3. The additive manufacturing method for improving the forming quality of overhanging surfaces according to claim 2, characterized in that, The identification of non-overhanging and overhanging areas of each slice layer further includes: if the thickness of an overhanging area in the current slice layer that does not adhere to the next slice layer is greater than 0.01 mm and less than 0.1 mm, then the overhanging area is not determined to be the overhanging area.
4. The additive manufacturing method for improving the forming quality of overhanging surfaces according to claim 1, characterized in that, The preset parameters include scaling values.

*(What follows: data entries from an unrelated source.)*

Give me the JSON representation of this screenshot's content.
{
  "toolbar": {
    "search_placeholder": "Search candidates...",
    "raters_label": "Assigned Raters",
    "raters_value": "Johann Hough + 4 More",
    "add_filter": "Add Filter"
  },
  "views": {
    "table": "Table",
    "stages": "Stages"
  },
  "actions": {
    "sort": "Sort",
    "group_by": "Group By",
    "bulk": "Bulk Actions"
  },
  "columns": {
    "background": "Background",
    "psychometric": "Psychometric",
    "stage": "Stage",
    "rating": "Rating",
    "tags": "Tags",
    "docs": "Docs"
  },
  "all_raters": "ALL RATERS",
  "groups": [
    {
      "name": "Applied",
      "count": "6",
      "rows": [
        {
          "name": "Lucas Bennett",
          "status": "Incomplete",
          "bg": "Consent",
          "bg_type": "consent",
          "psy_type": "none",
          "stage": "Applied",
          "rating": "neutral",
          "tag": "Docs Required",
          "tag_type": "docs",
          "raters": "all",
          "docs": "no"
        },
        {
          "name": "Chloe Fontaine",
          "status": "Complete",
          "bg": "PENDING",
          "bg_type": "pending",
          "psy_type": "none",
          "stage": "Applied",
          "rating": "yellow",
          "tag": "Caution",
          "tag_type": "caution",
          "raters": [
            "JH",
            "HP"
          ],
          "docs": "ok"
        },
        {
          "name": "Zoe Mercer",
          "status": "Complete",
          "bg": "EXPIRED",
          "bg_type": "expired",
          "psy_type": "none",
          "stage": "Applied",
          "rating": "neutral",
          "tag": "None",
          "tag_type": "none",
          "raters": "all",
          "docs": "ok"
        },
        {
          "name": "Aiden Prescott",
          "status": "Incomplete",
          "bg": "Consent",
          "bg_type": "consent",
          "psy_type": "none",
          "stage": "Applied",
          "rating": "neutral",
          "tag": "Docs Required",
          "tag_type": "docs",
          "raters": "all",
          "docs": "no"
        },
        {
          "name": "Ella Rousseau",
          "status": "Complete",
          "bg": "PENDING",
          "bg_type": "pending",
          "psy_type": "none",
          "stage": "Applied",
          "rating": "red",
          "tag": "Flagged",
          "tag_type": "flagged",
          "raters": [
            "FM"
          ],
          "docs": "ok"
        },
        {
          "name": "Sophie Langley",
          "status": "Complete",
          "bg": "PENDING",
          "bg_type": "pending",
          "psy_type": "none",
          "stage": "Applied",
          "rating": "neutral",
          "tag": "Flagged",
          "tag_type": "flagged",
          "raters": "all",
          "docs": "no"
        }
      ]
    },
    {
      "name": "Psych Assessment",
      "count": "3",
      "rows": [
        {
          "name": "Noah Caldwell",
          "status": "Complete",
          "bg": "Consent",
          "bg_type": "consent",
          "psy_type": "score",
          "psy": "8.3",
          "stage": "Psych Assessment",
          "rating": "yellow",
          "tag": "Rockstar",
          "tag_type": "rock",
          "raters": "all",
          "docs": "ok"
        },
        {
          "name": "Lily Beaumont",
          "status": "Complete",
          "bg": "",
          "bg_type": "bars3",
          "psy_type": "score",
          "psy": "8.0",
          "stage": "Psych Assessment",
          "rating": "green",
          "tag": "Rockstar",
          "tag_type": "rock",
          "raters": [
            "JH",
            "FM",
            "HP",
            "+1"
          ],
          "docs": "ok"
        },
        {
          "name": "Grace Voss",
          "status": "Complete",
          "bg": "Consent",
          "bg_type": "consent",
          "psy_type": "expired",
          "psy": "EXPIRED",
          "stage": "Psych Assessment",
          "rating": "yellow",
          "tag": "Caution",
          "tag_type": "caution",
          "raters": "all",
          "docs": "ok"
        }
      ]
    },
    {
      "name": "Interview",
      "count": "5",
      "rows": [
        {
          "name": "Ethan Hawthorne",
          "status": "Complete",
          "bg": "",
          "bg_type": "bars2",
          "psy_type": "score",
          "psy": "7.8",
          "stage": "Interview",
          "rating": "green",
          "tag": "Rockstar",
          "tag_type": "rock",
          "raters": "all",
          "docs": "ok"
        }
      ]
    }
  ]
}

The overlapping areas formed according to different preset parameters between the overhanging area and the combined overhanging area of the Nth layer, and between the combined overhanging area and the non-overhanging area of the Nth layer, include: The overlapping forming area is formed by extending towards each other at the junction of the overhanging area and the combined overhanging area, and at the junction of the combined overhanging area and the non-overhanging area, by the scaling value.
5. The additive manufacturing method for improving the forming quality of overhanging surfaces according to claim 4, characterized in that, The scaling value ranges from 0 mm to 1 mm.
6. The additive manufacturing method for improving the forming quality of overhanging surfaces according to claim 1, characterized in that, The forming strategy for each slice layer also includes: Additive molding of each slice layer is performed sequentially in the order of the non-overhanging region, the overhanging region, and the supporting structure.
7. The additive manufacturing method for improving the forming quality of overhanging surfaces according to claim 1, characterized in that, The forming strategy for each slice layer also includes: performing additive forming of each slice layer sequentially along a direction gradually approaching the air vent.
8. A terminal device, characterized in that, The terminal equipment is applied to a laser selective melting and forming system with laser additive manufacturing equipment, and includes: The processing module is provided with a storage medium for storing the additive manufacturing method for improving the forming quality of overhanging surfaces as described in any one of claims 1-7; A communication module, connected to the processing module, is used for communication with the molding equipment.